Minggu, Desember 20, 2009

Melepas "Belenggu"


Begitu manusia dilahirkan ke dunia, sejumlah “belenggu” telah menunggu, satu demi satu tanpa disadari mengikatnya sehingga kelak akan membatasi bukan saja aktivitasnya tapi juga pemikiran dan bahkan angan-angannya. Saat berumur 3 tahun, “belenggu” itu terwujud dengan larangan seperti, “Jangan lari-lari nanti jatuh !” Sangat tidak rasional bila melihat kenyataan tidak lari pun orang bisa jatuh. Sebaliknya, banyak orang dikenal karena jago lari seperti Mohammad Sarengat, Purnomo, Mardi Lestari sampai Carl Lewis.

Lebih rasional dengan teguran, “Boleh lari-lari, tapi kalau jatuh jangan menangis ya !” Bukan melarang, tapi mengenalkan resiko. Anak yang bermain sambil berlari kemungkinan jatuhnya lebih besar dibandingkan yang hanya berjalan saja.

Sejumlah larangan dan bukan pembelajaran yang mengiringi pertumbuhan anak, cepat atau lambat akan membelenggu pikirannya. Membatasi dan mempersempit apa yang dianggapnya bisa dan boleh dilakukannya. Anak yang berpotensi menjadi pelari hebat, menjadi layu potensinya sebelum berkembang.

“Belenggu” semakin bertambah setelah sekolah. Iklan “matematika + bahasa Inggris = sukses”, membuat orang tua bisa khawatir nilai matematika anaknya jelek, meskipun pelajaran lain nilainya bagus. Orang tua yang kaya, bisa jadi terus berupaya dengan segala cara agar nilai matematika anaknya bagus. Padahal, selain kurang berbakat, anaknya kurang suka pelajaran matematika dibanding pelajaran lain sesuai bakatnya.

Rangkaian “belenggu” berlanjut dalam memilih profesi. Masih banyak orang tua berpikiran bahwa anak adalah “fotokopi”-nya, sehingga profesinya juga harus sama. Memang ada anak yang mewarisi sebagian bakat sehingga bisa meneruskan profesi orang tuanya. Tapi jangan lupa, bisa jadi hal itu karena tidak tuntasnya eksplorasi terhadap bakat dan potensi pribadinya, membuat bakat dan potensi utama yang sebenarnya tak kunjung keluar.

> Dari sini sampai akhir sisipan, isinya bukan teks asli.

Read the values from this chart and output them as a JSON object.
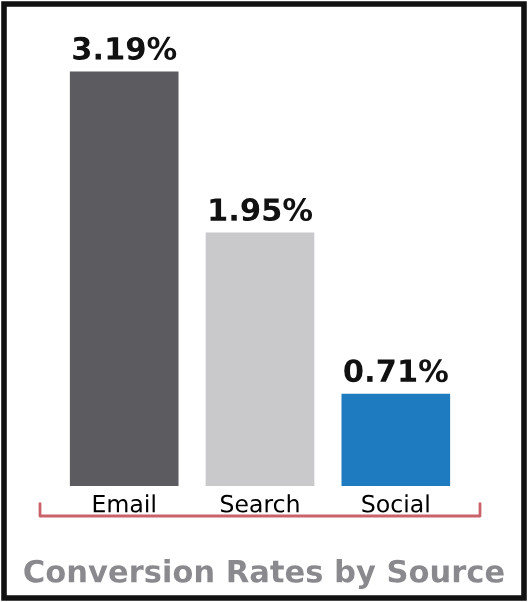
{
  "chart_data": {
    "type": "bar",
    "title": "Conversion Rates by Source",
    "categories": [
      "Email",
      "Search",
      "Social"
    ],
    "values": [
      3.19,
      1.95,
      0.71
    ],
    "colors": [
      "#5b5b60",
      "#c9c9cb",
      "#1f7bbf"
    ],
    "value_labels": [
      "3.19%",
      "1.95%",
      "0.71%"
    ],
    "grid": false,
    "legend": false
  }
}
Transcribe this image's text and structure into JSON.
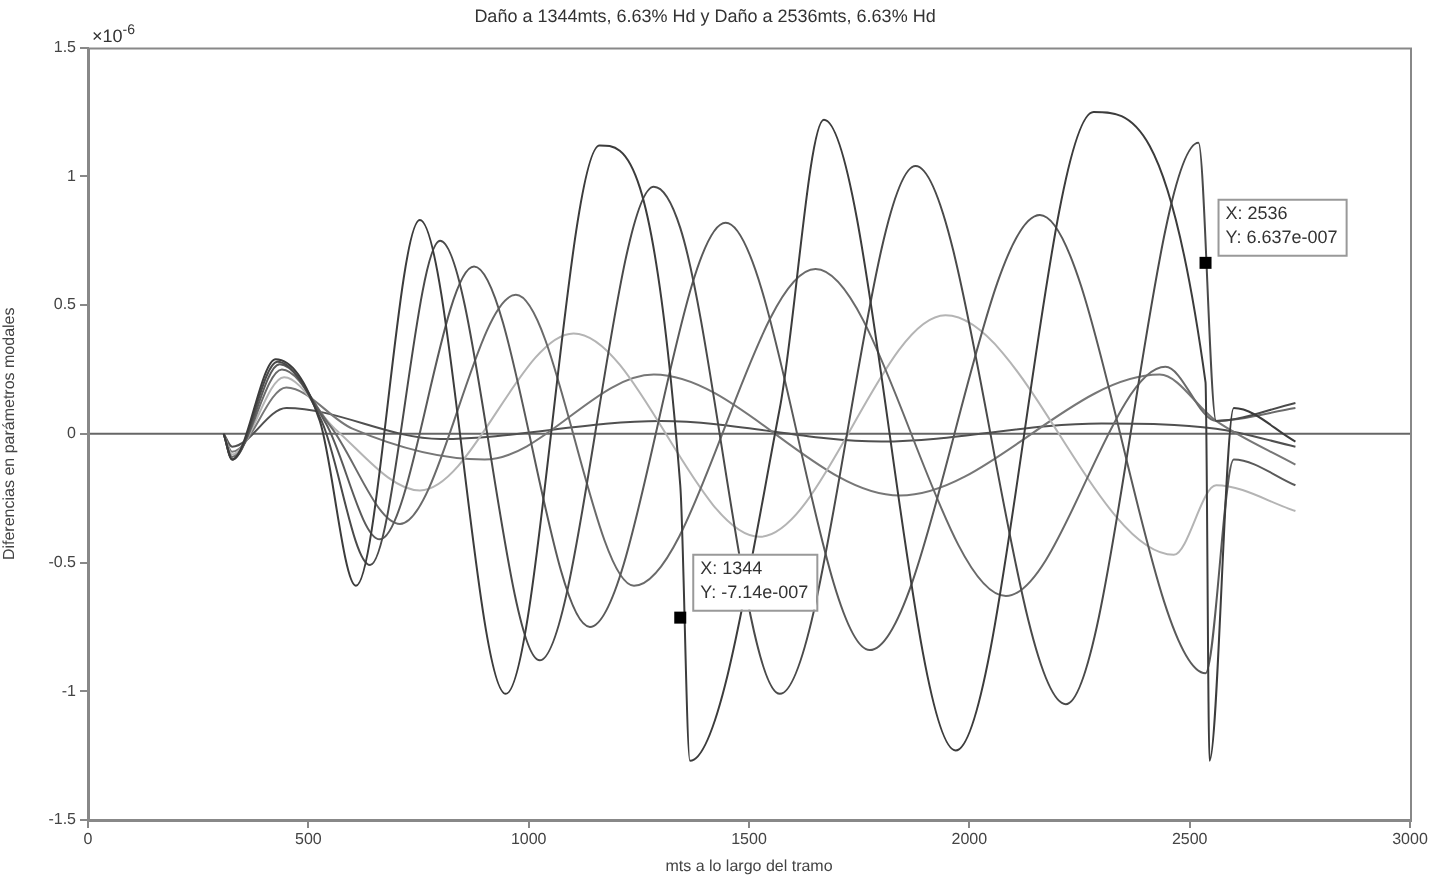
{
  "chart_data": {
    "type": "line",
    "title": "Daño a 1344mts, 6.63% Hd y Daño a 2536mts, 6.63% Hd",
    "xlabel": "mts a lo largo del tramo",
    "ylabel": "Diferencias en parámetros modales",
    "xlim": [
      0,
      3000
    ],
    "xticks": [
      0,
      500,
      1000,
      1500,
      2000,
      2500,
      3000
    ],
    "ylim": [
      -1.5,
      1.5
    ],
    "yticks": [
      -1.5,
      -1,
      -0.5,
      0,
      0.5,
      1,
      1.5
    ],
    "grid": false,
    "legend": false,
    "marker": "none",
    "line_style": "solid",
    "series": [
      {
        "color": "#3c3c3c",
        "x": [
          308,
          327,
          426,
          526,
          608,
          753,
          948,
          1161,
          1344,
          1366,
          1570,
          1670,
          1969,
          2282,
          2536,
          2545,
          2600,
          2740
        ],
        "values": [
          0,
          -0.1,
          0.29,
          0.05,
          -0.59,
          0.83,
          -1.01,
          1.12,
          -0.2,
          -1.27,
          0.1,
          1.22,
          -1.23,
          1.25,
          0.2,
          -1.27,
          0.1,
          -0.03
        ]
      },
      {
        "color": "#4a4a4a",
        "x": [
          308,
          327,
          430,
          530,
          640,
          799,
          1025,
          1284,
          1344,
          1570,
          1878,
          2219,
          2520,
          2560,
          2740
        ],
        "values": [
          0,
          -0.1,
          0.28,
          0.05,
          -0.51,
          0.75,
          -0.88,
          0.96,
          0.8,
          -1.01,
          1.04,
          -1.05,
          1.13,
          0.05,
          0.12
        ]
      },
      {
        "color": "#5a5a5a",
        "x": [
          308,
          327,
          435,
          540,
          662,
          876,
          1139,
          1447,
          1774,
          2160,
          2536,
          2600,
          2740
        ],
        "values": [
          0,
          -0.1,
          0.27,
          0.04,
          -0.41,
          0.65,
          -0.75,
          0.82,
          -0.84,
          0.85,
          -0.93,
          -0.1,
          -0.2
        ]
      },
      {
        "color": "#6a6a6a",
        "x": [
          308,
          327,
          440,
          550,
          708,
          971,
          1239,
          1651,
          2083,
          2445,
          2560,
          2740
        ],
        "values": [
          0,
          -0.09,
          0.25,
          0.03,
          -0.35,
          0.54,
          -0.59,
          0.64,
          -0.63,
          0.26,
          0.05,
          0.1
        ]
      },
      {
        "color": "#b4b4b4",
        "x": [
          308,
          327,
          445,
          560,
          753,
          1102,
          1524,
          1946,
          2464,
          2560,
          2740
        ],
        "values": [
          0,
          -0.08,
          0.22,
          0.02,
          -0.22,
          0.39,
          -0.4,
          0.46,
          -0.47,
          -0.2,
          -0.3
        ]
      },
      {
        "color": "#777777",
        "x": [
          308,
          327,
          450,
          600,
          900,
          1284,
          1842,
          2432,
          2560,
          2740
        ],
        "values": [
          0,
          -0.07,
          0.18,
          0.02,
          -0.1,
          0.23,
          -0.24,
          0.23,
          0.05,
          -0.12
        ]
      },
      {
        "color": "#505050",
        "x": [
          308,
          327,
          450,
          800,
          1300,
          1800,
          2300,
          2560,
          2740
        ],
        "values": [
          0,
          -0.05,
          0.1,
          -0.02,
          0.05,
          -0.03,
          0.04,
          0.02,
          -0.05
        ]
      }
    ],
    "ref_lines": [
      {
        "axis": "y",
        "value": 0,
        "color": "#666666"
      }
    ],
    "annotations": [
      "×10$^{-6}$",
      {
        "text": "X: 1344\nY: -7.14e-007",
        "x": 1344,
        "y": -0.714
      },
      {
        "text": "X: 2536\nY: 6.637e-007",
        "x": 2536,
        "y": 0.664
      }
    ]
  }
}
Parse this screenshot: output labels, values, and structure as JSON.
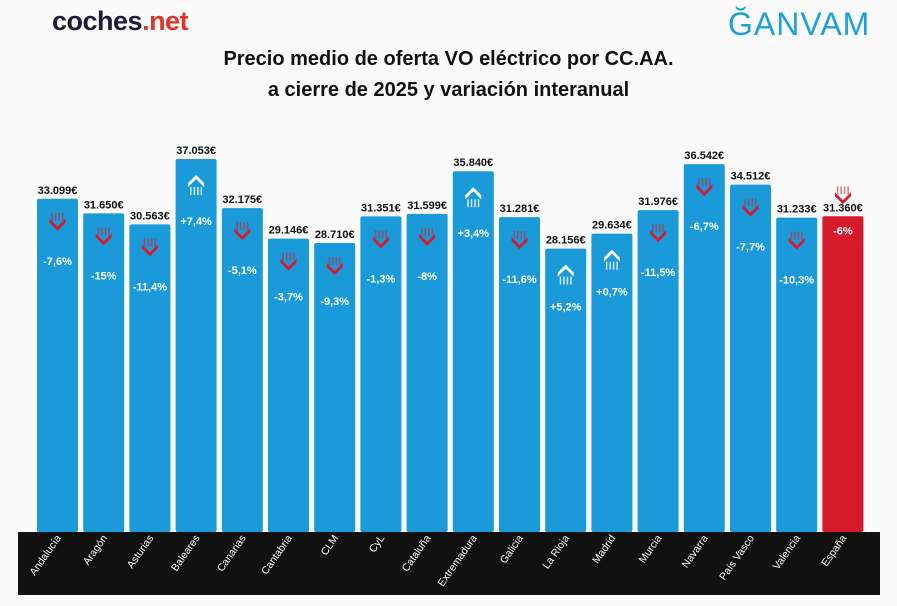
{
  "logos": {
    "left_main": "coches",
    "left_accent": ".net",
    "right": "ĞANVAM"
  },
  "chart_data": {
    "type": "bar",
    "title": "Precio medio de oferta VO eléctrico por CC.AA.",
    "subtitle": "a cierre de 2025 y variación interanual",
    "categories": [
      "Andalucía",
      "Aragón",
      "Asturias",
      "Baleares",
      "Canarias",
      "Cantabria",
      "CLM",
      "CyL",
      "Cataluña",
      "Extremadura",
      "Galicia",
      "La Rioja",
      "Madrid",
      "Murcia",
      "Navarra",
      "País Vasco",
      "Valencia",
      "España"
    ],
    "values": [
      33099,
      31650,
      30563,
      37053,
      32175,
      29146,
      28710,
      31351,
      31599,
      35840,
      31281,
      28156,
      29634,
      31976,
      36542,
      34512,
      31233,
      31360
    ],
    "value_labels": [
      "33.099€",
      "31.650€",
      "30.563€",
      "37.053€",
      "32.175€",
      "29.146€",
      "28.710€",
      "31.351€",
      "31.599€",
      "35.840€",
      "31.281€",
      "28.156€",
      "29.634€",
      "31.976€",
      "36.542€",
      "34.512€",
      "31.233€",
      "31.360€"
    ],
    "yoy_change": [
      "-7,6%",
      "-15%",
      "-11,4%",
      "+7,4%",
      "-5,1%",
      "-3,7%",
      "-9,3%",
      "-1,3%",
      "-8%",
      "+3,4%",
      "-11,6%",
      "+5,2%",
      "+0,7%",
      "-11,5%",
      "-6,7%",
      "-7,7%",
      "-10,3%",
      "-6%"
    ],
    "unit": "€",
    "ylim": [
      0,
      37053
    ],
    "grid": false,
    "colors": {
      "bar": "#1a9ad9",
      "total_bar": "#d71a2a",
      "down_arrow": "#d71a2a",
      "up_arrow": "#ffffff",
      "label_band": "#111111"
    }
  }
}
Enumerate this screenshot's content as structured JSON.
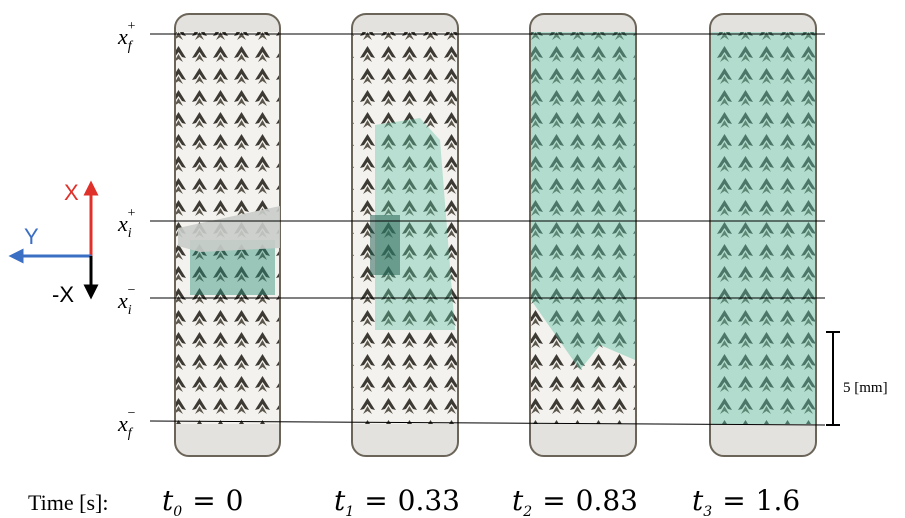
{
  "levels": [
    {
      "symbol": "x",
      "sub": "f",
      "sup": "+"
    },
    {
      "symbol": "x",
      "sub": "i",
      "sup": "+"
    },
    {
      "symbol": "x",
      "sub": "i",
      "sup": "−"
    },
    {
      "symbol": "x",
      "sub": "f",
      "sup": "−"
    }
  ],
  "axes": {
    "up": "X",
    "left": "Y",
    "down": "-X"
  },
  "scale_bar": "5 [mm]",
  "time_heading": "Time [s]:",
  "times": [
    {
      "symbol": "t",
      "sub": "0",
      "relation": "=",
      "value": "0"
    },
    {
      "symbol": "t",
      "sub": "1",
      "relation": "=",
      "value": "0.33"
    },
    {
      "symbol": "t",
      "sub": "2",
      "relation": "=",
      "value": "0.83"
    },
    {
      "symbol": "t",
      "sub": "3",
      "relation": "=",
      "value": "1.6"
    }
  ]
}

Di satu sisi, “belenggu” kadang bernilai positif, membantu orang agar lebih fokus dengan tindakan dan tujuannya. Di sisi lain “belenggu” itu menjadi masalah, apabila pilihannya ternyata keliru dan harus berganti alternatif. Tidak bisa melepaskan “belenggu”, akan menghadapkan seseorang pada kebuntuan. Bayangkan bila seorang ter-“belenggu” keinginan orang tua yang mengharuskannya jadi dokter dan ternyata gagal. Padahal menjadi dokter bukan jaminan bagi sebuah kesuksesan. Sebaliknya tidak menjadi dokter bukan berarti hidup seseorang otomatis gagal.

Agar lepas dari sejumlah “belenggu” yang terpasang sejak kecil, kita harus membiasakan berpikir dan bertindak kreatif. Banyak ungkapan dalam bahasa Indonesia yang mendorong untuk itu, misalnya “banyak jalan ke roma”, “tidak ada rotan akar pun jadi”, “seperti katak dalam tempurung,” dan lain-lain. Langkah kongkretnya, kita harus sering bertukar pikiran (sharing) dengan orang lain, kalau perlu melintasi suku dan bangsa sebagaimana anjuran Al Qur’an, “Hai manusia, sesungguhnya Kami menciptakan kamu dari seorang laki-laki dan seorang perempuan dan menjadikan kamu berbangsa-bangsa dan bersuku-suku supaya kamu saling kenal mengenal.” (Q.S. Al Hujurat 13).

Pergaulan lintas suku dan bangsa akan memberi pencerahan dalam banyak hal yang belum kita ketahui. Cara orang lain mengerjakan sesuatu bisa jadi berbeda dan lebih berhasil dari kebiasaan yang kita lakukan. Tidak ada salahnya kalau kemudian kita meniru. Pencerahan demi pencerahan akan membuat “belenggu” yang mengikat kita, terlepas satu demi satu. Insya Allah.